Offene Fragen beziehen sich u.a. auf

  • die Wechselbeziehungen zwischen psychischen und physischen Wirkungsbereichen von Lärm;
  • die psychische und physische Wirkung des kombinierten Einwirkung von Lärm verschiedener Lärmquellen (Mehrfachbelastung);
  • die Wahl wirkungsgerechter Maße der Geräuschexposition;
  • die Identifizierung und Einordnung von zusätzlichen akustischen wie nicht-akustischen Einflussgrößen, die
  • die Lärmwirkungen mit bestimmen;
  • die Übertragbarkeit von Lärmwirkungsergebnissen auf unterschiedliche Standorte, Geräuschquellen, Rahmenbedingungen (z.B. Tageszeit), auf Situationen mit (persistenter) Änderung in der Geräuschexposition;
  • auf die Wirkung von Maßnahmen zur Minderung des Lärms.

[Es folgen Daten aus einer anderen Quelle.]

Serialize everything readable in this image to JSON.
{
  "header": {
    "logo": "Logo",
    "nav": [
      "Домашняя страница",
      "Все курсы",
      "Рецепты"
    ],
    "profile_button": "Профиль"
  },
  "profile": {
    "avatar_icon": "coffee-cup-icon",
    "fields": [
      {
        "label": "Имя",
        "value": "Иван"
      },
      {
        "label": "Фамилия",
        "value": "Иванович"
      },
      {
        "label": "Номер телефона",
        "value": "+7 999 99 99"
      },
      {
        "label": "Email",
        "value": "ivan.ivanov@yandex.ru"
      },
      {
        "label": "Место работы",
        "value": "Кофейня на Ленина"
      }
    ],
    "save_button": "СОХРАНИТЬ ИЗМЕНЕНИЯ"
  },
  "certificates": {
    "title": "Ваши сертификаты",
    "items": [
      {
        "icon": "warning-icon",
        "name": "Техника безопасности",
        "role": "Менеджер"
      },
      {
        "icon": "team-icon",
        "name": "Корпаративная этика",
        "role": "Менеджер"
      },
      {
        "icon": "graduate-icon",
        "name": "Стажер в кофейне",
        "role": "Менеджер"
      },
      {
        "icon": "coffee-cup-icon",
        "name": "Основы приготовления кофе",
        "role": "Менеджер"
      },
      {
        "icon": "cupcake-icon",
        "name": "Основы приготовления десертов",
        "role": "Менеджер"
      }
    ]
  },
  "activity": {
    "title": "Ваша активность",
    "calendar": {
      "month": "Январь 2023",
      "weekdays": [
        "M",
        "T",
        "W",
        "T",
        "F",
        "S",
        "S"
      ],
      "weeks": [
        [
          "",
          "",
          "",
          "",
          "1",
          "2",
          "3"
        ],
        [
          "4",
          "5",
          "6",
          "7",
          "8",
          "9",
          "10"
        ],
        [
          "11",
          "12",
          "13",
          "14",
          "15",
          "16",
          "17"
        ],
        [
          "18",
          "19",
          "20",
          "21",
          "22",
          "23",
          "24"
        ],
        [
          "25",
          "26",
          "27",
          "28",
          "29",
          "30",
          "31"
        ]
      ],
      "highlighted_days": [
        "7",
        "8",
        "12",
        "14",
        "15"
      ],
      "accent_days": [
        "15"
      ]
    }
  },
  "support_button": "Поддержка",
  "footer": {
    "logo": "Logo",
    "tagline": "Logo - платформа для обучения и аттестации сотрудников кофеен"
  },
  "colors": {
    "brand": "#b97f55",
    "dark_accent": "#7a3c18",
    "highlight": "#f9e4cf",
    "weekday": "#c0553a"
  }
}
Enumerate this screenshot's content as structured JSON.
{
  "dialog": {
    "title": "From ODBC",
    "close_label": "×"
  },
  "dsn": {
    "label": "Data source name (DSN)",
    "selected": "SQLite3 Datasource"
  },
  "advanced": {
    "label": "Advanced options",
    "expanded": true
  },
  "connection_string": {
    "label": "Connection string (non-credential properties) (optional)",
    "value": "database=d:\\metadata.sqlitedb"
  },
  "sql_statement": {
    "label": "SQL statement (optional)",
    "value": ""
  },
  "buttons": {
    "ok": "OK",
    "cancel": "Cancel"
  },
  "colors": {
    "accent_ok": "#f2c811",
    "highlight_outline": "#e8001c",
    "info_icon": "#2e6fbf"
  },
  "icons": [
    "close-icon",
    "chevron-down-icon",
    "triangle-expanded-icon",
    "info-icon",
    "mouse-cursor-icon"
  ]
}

Erkenntnisse der kausalen Komponenten und ihres Zusammenhangs in der Lärmwirkungskette sind Basis für eine effiziente, nachhaltige Gestaltung von Lösungen zur Minderung des Lärmproblems. Künftig bedarf es neben der Fortführung von Einzelstudien einer ganzheitlich angelegten, interdisziplinär ausgestalteten Lärmwirkungsforschung, die durch kontinuierliche langfristige Bearbeitung, frei und unabhängig von spezifischen Interessenslagen zu einem breiten Erkenntnisgewinn beiträgt. Dazu sind Forschungsressourcen – unter finanzieller Förderung durch die öffentliche Hand bzw. Wissenschaftseinrichtungen, in Federführung durch das Bundesforschungsministerium und flankiert durch Einrichtungen wie z.B. der Deutschen Forschungsgemeinschaft – zu bündeln und zu verstärken.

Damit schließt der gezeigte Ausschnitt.